Выбрать главу

‘Dus…als het in een auto gebeurd is?’

Ze haalde haar schouders op.

‘Kan het net zo makkelijk een man geweest zijn als een vrouw.’

Van Opperdoes keek naar Jacob. ‘Heb je een idee?’

‘Meer een gevoel. Dat een vrouw er meer bij betrokken is dan wij nu denken.’

‘En welke dan? Ik gok op Jacqueline Donkers. Haar broer is niet voor niets uit het ziekenhuis verdwenen. Of zij heeft Bertje vermoord, of zij heeft haar broer het ziekenhuis in geschoten.’

‘En in allebei de gevallen moeten we haar hebben,’ concludeerde Van Opperdoes.

‘Wil je haar oppakken?’

‘Voor wat? We moeten haar wel voor het juiste delict oppakken. Of voor de moord, of voor de schietpartij. En voor de schietpartij hebben we een aangifte nodig.’

‘Als dat trouwens de toedracht is geweest, dat zij haar broer heeft neergeschoten… dan snap ik in ieder geval wel waarom Jacqueline zo vijandig deed, en waarom haar broer zijn mond heeft gehouden over de schietpartij. En over Bertje.’

Van Opperdoes glimlachte vreugdeloos.

‘In het andere geval ook. Als zij Bertje heeft vermoord, nadat die haar broer had neergeschoten.’

Jacob krabde op zijn hoofd en moest zijn oude collega gelijk geven.
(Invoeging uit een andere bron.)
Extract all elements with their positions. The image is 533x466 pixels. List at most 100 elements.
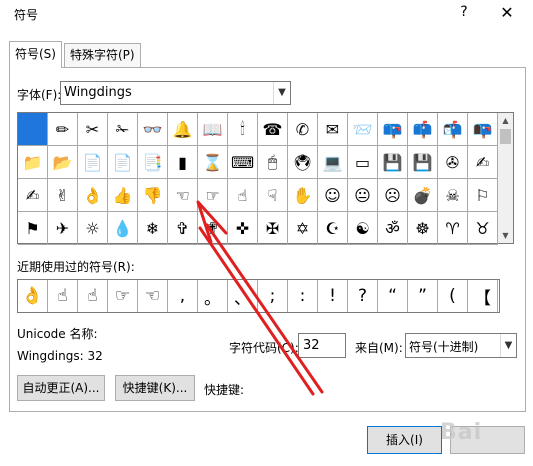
chevron-down-icon[interactable]: ▼ [273,82,290,104]
symbol-cell[interactable]: 📄 [78,146,108,179]
symbol-cell[interactable]: ✍ [18,179,48,212]
symbol-cell[interactable]: ✆ [288,113,318,146]
symbol-cell[interactable]: 📪 [378,113,408,146]
symbol-cell[interactable]: 📬 [438,113,468,146]
symbol-cell[interactable]: ॐ [378,212,408,245]
watermark-logo: Bai [440,420,483,445]
symbol-cell[interactable]: ✂ [78,113,108,146]
symbol-cell[interactable]: 💣 [408,179,438,212]
symbol-cell[interactable]: 📑 [138,146,168,179]
symbol-cell[interactable]: 📨 [348,113,378,146]
symbol-cell[interactable]: ☺ [318,179,348,212]
symbol-cell[interactable]: 💾 [408,146,438,179]
font-select[interactable]: Wingdings ▼ [60,81,291,105]
symbol-cell[interactable]: 📭 [468,113,498,146]
symbol-cell[interactable]: ❄ [138,212,168,245]
symbol-cell[interactable]: ♈ [438,212,468,245]
symbol-cell[interactable]: ♉ [468,212,498,245]
symbol-cell[interactable]: ☯ [348,212,378,245]
symbol-cell[interactable]: 💾 [378,146,408,179]
symbol-cell[interactable]: 🔔 [168,113,198,146]
from-select[interactable]: 符号(十进制) ▼ [405,333,517,358]
tab-special-characters[interactable]: 特殊字符(P) [64,43,141,67]
recent-symbol-cell[interactable]: ? [348,280,378,312]
symbol-cell[interactable]: ✈ [48,212,78,245]
symbol-cell[interactable]: 👎 [138,179,168,212]
symbol-cell[interactable]: ☞ [198,179,228,212]
symbol-cell[interactable]: ☪ [318,212,348,245]
symbol-grid-scrollbar[interactable]: ▲ ▼ [498,112,514,244]
close-button[interactable]: ✕ [496,3,518,25]
symbol-cell[interactable]: ☼ [78,212,108,245]
recent-symbol-cell[interactable]: “ [378,280,408,312]
symbol-cell[interactable]: 💻 [318,146,348,179]
recent-symbol-cell[interactable]: ; [258,280,288,312]
recent-symbol-cell[interactable]: ☞ [108,280,138,312]
symbol-cell[interactable]: 👓 [138,113,168,146]
recent-symbol-cell[interactable]: 。 [198,280,228,312]
recent-symbol-cell[interactable]: ( [438,280,468,312]
symbol-cell[interactable]: ☎ [258,113,288,146]
scroll-thumb[interactable] [500,129,511,144]
symbol-cell[interactable]: ✠ [258,212,288,245]
symbol-cell[interactable]: ☟ [258,179,288,212]
symbol-cell[interactable]: ⚐ [468,179,498,212]
symbol-cell[interactable]: ⚑ [18,212,48,245]
symbol-cell[interactable]: ✜ [228,212,258,245]
chevron-down-icon[interactable]: ▼ [500,334,516,357]
symbol-cell[interactable]: 📁 [18,146,48,179]
font-label: 字体(F): [17,88,62,102]
symbol-cell[interactable]: ▭ [348,146,378,179]
symbol-cell[interactable]: ⌨ [228,146,258,179]
tab-symbols[interactable]: 符号(S) [9,41,62,68]
symbol-cell[interactable] [18,113,48,146]
autocorrect-button[interactable]: 自动更正(A)... [17,375,105,401]
symbol-cell[interactable]: ☸ [408,212,438,245]
recent-symbol-cell[interactable]: ☝ [48,280,78,312]
char-code-input[interactable]: 32 [298,333,346,358]
symbol-cell[interactable]: 🕯 [228,113,258,146]
recent-symbol-cell[interactable]: ☜ [138,280,168,312]
symbol-cell[interactable]: ✡ [288,212,318,245]
symbol-cell[interactable]: 📫 [408,113,438,146]
shortcut-key-button[interactable]: 快捷键(K)... [115,375,195,401]
recent-symbol-cell[interactable]: 、 [228,280,258,312]
symbol-cell[interactable]: ✏ [48,113,78,146]
scroll-down-icon[interactable]: ▼ [498,228,513,243]
symbol-cell[interactable]: ☹ [378,179,408,212]
symbol-cell[interactable]: ✍ [468,146,498,179]
symbol-cell[interactable]: ✇ [438,146,468,179]
scroll-up-icon[interactable]: ▲ [498,113,513,128]
symbol-cell[interactable]: 👍 [108,179,138,212]
symbol-cell[interactable]: 📂 [48,146,78,179]
symbol-cell[interactable]: 🖱 [258,146,288,179]
recent-symbol-cell[interactable]: , [168,280,198,312]
recent-symbol-cell[interactable]: ☝ [78,280,108,312]
symbol-cell[interactable]: ☠ [438,179,468,212]
symbol-cell[interactable]: ✟ [198,212,228,245]
recent-symbols-list[interactable]: 👌 ☝ ☝ ☞ ☜,。、;:!? “”(【 [17,279,500,313]
symbol-cell[interactable]: ☜ [168,179,198,212]
symbol-cell[interactable]: 📖 [198,113,228,146]
symbol-cell[interactable]: 📄 [108,146,138,179]
symbol-cell[interactable]: ✁ [108,113,138,146]
symbol-cell[interactable]: ✞ [168,212,198,245]
symbol-cell[interactable]: ✉ [318,113,348,146]
symbol-cell[interactable]: ✋ [288,179,318,212]
recent-symbol-cell[interactable]: 👌 [18,280,48,312]
symbol-grid[interactable]: ✏ ✂ ✁ 👓 🔔 📖 🕯 ☎ ✆ ✉ 📨 📪 📫 📬 📭 📁 📂 📄 📄 📑 ▮ ⌛ ⌨ 🖱 🖲 💻 ▭ 💾 💾 ✇ ✍ ✍ ✌ 👌 👍 👎 ☜ ☞ ☝ ☟… [17,112,498,245]
recent-symbol-cell[interactable]: ! [318,280,348,312]
symbol-cell[interactable]: ▮ [168,146,198,179]
help-button[interactable]: ? [455,4,473,24]
insert-button[interactable]: 插入(I) [367,426,442,454]
symbol-cell[interactable]: ✌ [48,179,78,212]
symbol-cell[interactable]: ☝ [228,179,258,212]
symbol-cell[interactable]: ⌛ [198,146,228,179]
recent-symbol-cell[interactable]: 【 [468,280,498,312]
symbol-cell[interactable]: 🖲 [288,146,318,179]
symbol-cell[interactable]: 😐 [348,179,378,212]
symbol-cell[interactable]: 👌 [78,179,108,212]
symbol-cell[interactable]: 💧 [108,212,138,245]
recent-symbol-cell[interactable]: ” [408,280,438,312]
recent-symbol-cell[interactable]: : [288,280,318,312]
Ook al zouden ze Jacqueline nu oppakken, ze hadden geen enkel bewijs tegen haar… en zouden het van haar of haar broer ook niet krijgen tijdens een verhoor.

‘En wat wil je in de tussentijd met die Italiaan?’

Van Opperdoes dacht ingespannen na.

‘Zou hij Bertje hebben kunnen vermoorden?’

Jacob haalde zijn schouders op. ‘Het zou kunnen. Het hangt een beetje van het tijdstip af waarop Bertje is vermoord. Maar het is een Italiaanse crimineel en hij is gezien met Bertje. Bovendien had hij een sleuteltje… dus ik denk dat hij in de Driehoekstraat is geweest en daar de sleutel van zijn tijdelijke onderkomen heeft opgehaald.’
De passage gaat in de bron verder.